Beck has his power because he is outrageous. He receives public attention by being a provocateur, denouncing the President because he just doesn’t like white people, criticizing healthcare reform as a form of reparations, leading people to believe with absolute certainty that bizarre readings of the American constitution and American history are the truth, and getting them to cling to the constitution as the Red Guards of the Chinese Cultural Revolution clung to Mao’s Little Red Book.  The provocative is linked with the dogmatic on the Orwellian network that calls it tendentious news productions “fair and balanced,” and mass demonstrations are mobilized.  Sometimes Beck mutes his message, as he did at the Honor Rally, sometimes he is particularly combative, but both of his faces are backed by the appearance of certainty.

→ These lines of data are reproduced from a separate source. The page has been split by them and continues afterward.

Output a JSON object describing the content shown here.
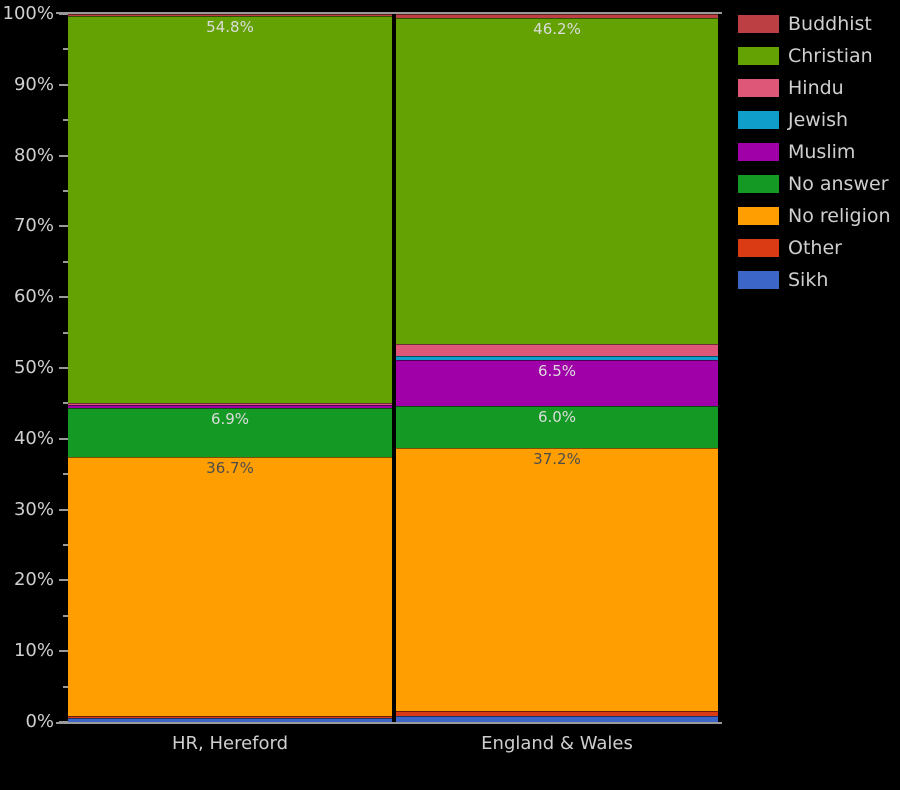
{
  "colors": {
    "background": "#000000",
    "axis_line": "#9a9a9a",
    "tick_text": "#cfcfcf",
    "legend_text": "#cfcfcf",
    "category_text": "#cfcfcf",
    "label_light": "#dcdcdc",
    "label_dark": "#4d4d4d"
  },
  "chart_data": {
    "type": "bar",
    "stacking": "percent",
    "categories": [
      "HR, Hereford",
      "England & Wales"
    ],
    "series": [
      {
        "name": "Buddhist",
        "color": "#bc4043",
        "values": [
          0.3,
          0.5
        ],
        "data_labels": [
          "",
          ""
        ]
      },
      {
        "name": "Christian",
        "color": "#64a204",
        "values": [
          54.8,
          46.2
        ],
        "data_labels": [
          "54.8%",
          "46.2%"
        ]
      },
      {
        "name": "Hindu",
        "color": "#df5778",
        "values": [
          0.2,
          1.7
        ],
        "data_labels": [
          "",
          ""
        ]
      },
      {
        "name": "Jewish",
        "color": "#0f9ec9",
        "values": [
          0.1,
          0.5
        ],
        "data_labels": [
          "",
          ""
        ]
      },
      {
        "name": "Muslim",
        "color": "#a000a8",
        "values": [
          0.4,
          6.5
        ],
        "data_labels": [
          "",
          "6.5%"
        ]
      },
      {
        "name": "No answer",
        "color": "#149a24",
        "values": [
          6.9,
          6.0
        ],
        "data_labels": [
          "6.9%",
          "6.0%"
        ]
      },
      {
        "name": "No religion",
        "color": "#ff9e00",
        "values": [
          36.7,
          37.2
        ],
        "data_labels": [
          "36.7%",
          "37.2%"
        ],
        "label_shade": "dark"
      },
      {
        "name": "Other",
        "color": "#da3b14",
        "values": [
          0.3,
          0.6
        ],
        "data_labels": [
          "",
          ""
        ]
      },
      {
        "name": "Sikh",
        "color": "#3c66c8",
        "values": [
          0.5,
          0.9
        ],
        "data_labels": [
          "",
          ""
        ]
      }
    ],
    "y_axis": {
      "tick_labels": [
        "0%",
        "10%",
        "20%",
        "30%",
        "40%",
        "50%",
        "60%",
        "70%",
        "80%",
        "90%",
        "100%"
      ],
      "range": [
        0,
        100
      ],
      "minor_tick_step": 5
    },
    "legend_position": "top-right",
    "grid": "top-and-bottom-lines-only"
  }
}
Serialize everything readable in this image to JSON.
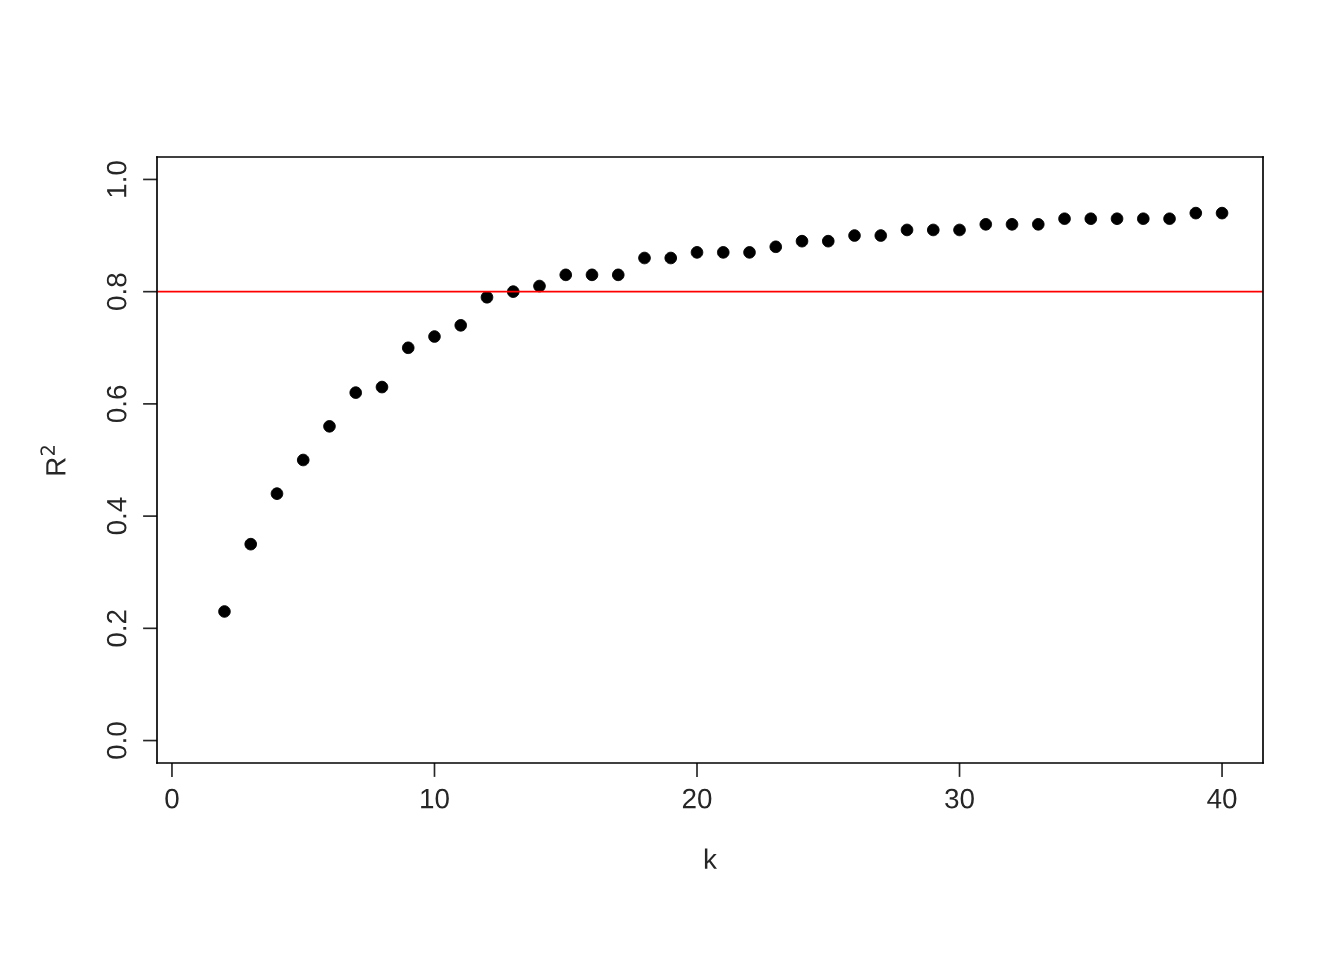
{
  "chart_data": {
    "type": "scatter",
    "xlabel": "k",
    "ylabel": "R$^{2}$",
    "x": [
      2,
      3,
      4,
      5,
      6,
      7,
      8,
      9,
      10,
      11,
      12,
      13,
      14,
      15,
      16,
      17,
      18,
      19,
      20,
      21,
      22,
      23,
      24,
      25,
      26,
      27,
      28,
      29,
      30,
      31,
      32,
      33,
      34,
      35,
      36,
      37,
      38,
      39,
      40
    ],
    "series": [
      {
        "color": "#000000",
        "values": [
          0.23,
          0.35,
          0.44,
          0.5,
          0.56,
          0.62,
          0.63,
          0.7,
          0.72,
          0.74,
          0.79,
          0.8,
          0.81,
          0.83,
          0.83,
          0.83,
          0.86,
          0.86,
          0.87,
          0.87,
          0.87,
          0.88,
          0.89,
          0.89,
          0.9,
          0.9,
          0.91,
          0.91,
          0.91,
          0.92,
          0.92,
          0.92,
          0.93,
          0.93,
          0.93,
          0.93,
          0.93,
          0.94,
          0.94
        ]
      }
    ],
    "marker": "circle",
    "xlim": [
      -0.57,
      41.56
    ],
    "ylim": [
      -0.04,
      1.04
    ],
    "xticks": [
      0,
      10,
      20,
      30,
      40
    ],
    "yticks": [
      {
        "value": 0,
        "label": "0.0"
      },
      0.2,
      0.4,
      0.6,
      0.8,
      {
        "value": 1,
        "label": "1.0"
      }
    ],
    "ref_lines": [
      {
        "axis": "y",
        "value": 0.8,
        "color": "#ff0000"
      }
    ],
    "grid": false,
    "legend": false
  }
}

Colbert and Stewart on the other hand use humor to question dogma.  Their political sympathies are clear, but this doesn’t prevent them from making fun of politicians whom they admire.   Stewart is outrageously funny by being outrageously moderate:

“We’re looking for the people who think shouting is annoying, counterproductive, and terrible for your throat; who feel that the loudest voices shouldn’t be the only ones that get heard; and who believe that the only time it’s appropriate to draw a Hitler mustache on someone is when that person is actually Hitler. Or Charlie Chaplin in certain roles.” (link)

The form is more important than the content, and it is precise.

Postman thought that network television necessarily needed to amuse its audience to keep its attention.  He thought that “public discourse in the age of show business” (the subtitle of his book) would necessarily be un-serious and diminished as a result.  I was never convinced, but I am sure that we are seeing something else, a contest, now, in which the cable news programs that preach to the converted are polarizing and atomizing our politics using a form which is dogmatic and deadly serious.  In this situation, the forms of comedy, amusement and satire are life-giving antidotes, as Stewart and Colbert reveal.